その他の偽造事件

通貨偽造の罪

通貨の偽造は、社会の経済取引自体の信用を失わせ、経済社会を成り立たなくさせるおそれがあるため、特に重く処罰されています。

 

通貨

「通用する貨幣、紙幣、又は銀行券」の「通用する」とはわが国で強制通用力を有することをいいます。

 

通貨の「偽造」

真正の通貨の外観を有する物を作成することです。

 

偽造通貨の「行使」

真正な通貨として流通に置くことをいいます。店舗で会計時に店員に渡したり、自動販売機に入れることなどが行使に当たります。

 

通貨偽造及び行使等(刑法148条)

行使の目的で、通用する貨幣、紙幣又は銀行券を偽造し、又は変造した者は、無期又は3年以上の懲役に処されます(1項)。偽造又は変造の貨幣、紙幣又は銀行券を行使し、又は行使の目的で人に交付し、若しくは輸入した者も、同様に処罰されます(2項)。未遂も処罰されます(151条)。

 

外国通貨偽造及び行使等(刑法149条)

行使の目的で、日本国内に流通している外国の貨幣、紙幣又は銀行券を偽造し、又は変造した者は、2年以上の有期懲役に処されます(1項)。

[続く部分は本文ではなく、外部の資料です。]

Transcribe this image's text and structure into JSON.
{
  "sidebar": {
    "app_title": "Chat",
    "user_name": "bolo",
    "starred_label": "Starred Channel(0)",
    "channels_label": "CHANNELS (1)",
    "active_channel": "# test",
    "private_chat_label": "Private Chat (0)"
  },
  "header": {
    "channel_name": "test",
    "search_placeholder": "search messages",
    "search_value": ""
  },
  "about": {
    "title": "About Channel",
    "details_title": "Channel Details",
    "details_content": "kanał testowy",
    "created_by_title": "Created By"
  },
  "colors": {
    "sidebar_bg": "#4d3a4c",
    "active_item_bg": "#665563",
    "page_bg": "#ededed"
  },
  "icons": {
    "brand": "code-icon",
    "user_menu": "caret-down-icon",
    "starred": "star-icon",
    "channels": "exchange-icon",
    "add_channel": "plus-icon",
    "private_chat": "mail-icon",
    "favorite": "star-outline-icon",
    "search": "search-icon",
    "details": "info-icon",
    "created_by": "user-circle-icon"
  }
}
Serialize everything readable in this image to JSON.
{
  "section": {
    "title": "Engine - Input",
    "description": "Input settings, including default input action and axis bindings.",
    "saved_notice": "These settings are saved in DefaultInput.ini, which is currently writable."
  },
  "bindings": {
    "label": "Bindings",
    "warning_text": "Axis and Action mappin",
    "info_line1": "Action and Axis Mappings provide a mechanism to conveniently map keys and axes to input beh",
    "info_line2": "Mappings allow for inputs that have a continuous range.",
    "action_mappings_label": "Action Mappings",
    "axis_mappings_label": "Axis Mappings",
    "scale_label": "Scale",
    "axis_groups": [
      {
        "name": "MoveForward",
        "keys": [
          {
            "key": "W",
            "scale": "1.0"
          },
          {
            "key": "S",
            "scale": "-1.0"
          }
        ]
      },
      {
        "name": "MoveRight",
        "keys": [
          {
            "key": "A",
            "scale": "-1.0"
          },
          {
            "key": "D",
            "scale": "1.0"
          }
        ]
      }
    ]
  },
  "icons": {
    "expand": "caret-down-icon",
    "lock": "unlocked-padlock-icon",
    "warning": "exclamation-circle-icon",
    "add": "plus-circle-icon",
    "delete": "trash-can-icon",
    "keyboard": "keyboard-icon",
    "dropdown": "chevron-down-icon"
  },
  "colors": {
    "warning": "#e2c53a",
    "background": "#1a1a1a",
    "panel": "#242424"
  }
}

偽造又は変造の外国の貨幣、紙幣又は銀行券を行使し、又は行使の目的で人に交付し、若しくは輸入した者も、同様に処罰されます(2項)。未遂も処罰されます(151条)。

 

偽造通貨等収得(刑法150条)

行使の目的で、偽造又は変造の貨幣、紙幣又は銀行券を収得した者は、3年以下の懲役に処されます。未遂も処罰されます(151条)。

 

収得後知情行使等(刑法152条)

貨幣、紙幣又は銀行券を収得した後に、それが偽造又は変造のものであることを知って、これを行使し、又は行使の目的で人に交付した者は、その額面価格の3倍以下の罰金又は科料に処されます。ただし、2千円以下にはなりません。

 

通貨偽造等準備(刑法153条)

貨幣、紙幣又は銀行券の偽造又は変造の用に供する目的で、器械又は原料を準備した者は、3月以上5年以下の懲役に処する。

 

有価証券偽造の罪

有価証券偽造等(刑法162条)

行使の目的で、公債証書、官庁の証券、会社の株券その他の有価証券を偽造し、又は変造した者は、3月以上10年以下の懲役に処されます(1項)。行使の目的で、有価証券に虚偽の記入をした者も、同様に処罰されます(2項)。

 

偽造有価証券行使等(刑法163条)

偽造若しくは変造の有価証券又は虚偽の記入がある有価証券を行使し、又は行使の目的で人に交付し、若しくは輸入した者は、3月以上10年以下の懲役に処されます(1項)。未遂も処罰されます(2項)。

 

印章偽造の罪

御璽偽造及び不正使用等(刑法164条)

行使の目的で、御璽、国璽又は御名を偽造した者は、2年以上の有期懲役に処されます(1項)。御璽、国璽若しくは御名を不正に使用し、又は偽造した御璽、国璽若しくは御名を使用した者も、同様に処罰されます(2項)。使用については未遂も処罰されます(168条)。

 

公印偽造及び不正使用等(刑法165条)

行使の目的で、公務所又は公務員の印章又は署名を偽造した者は、3月以上5年以下の懲役に処されます(1項)。公務所若しくは公務員の印章若しくは署名を不正に使用し、又は偽造した公務所若しくは公務員の印章若しくは署名を使用した者も、同様に処罰されます(2項)。使用については未遂も処罰されます(168条)。

 

公記号偽造及び不正使用等(刑法166条)

行使の目的で、公務所の記号を偽造した者は、3年以下の懲役に処されます(1項)。公務所の記号を不正に使用し、又は偽造した公務所の記号を使用した者も、同様に処罰されます(2項)。使用については未遂も処罰されます(168条)。

 

私印偽造及び不正使用等(刑法167条)

行使の目的で、他人の印章又は署名を偽造した者は、3年以下の懲役に処されます(1項)。他人の印章若しくは署名を不正に使用し、又は偽造した印章若しくは署名を使用した者も、同様に処罰されます(2項)。

 

その他の犯罪の成立

偽造された通貨などを使って人を騙して財物を交付させた場合は詐欺罪にも当たります。この場合刑の重い罪により処罰されます。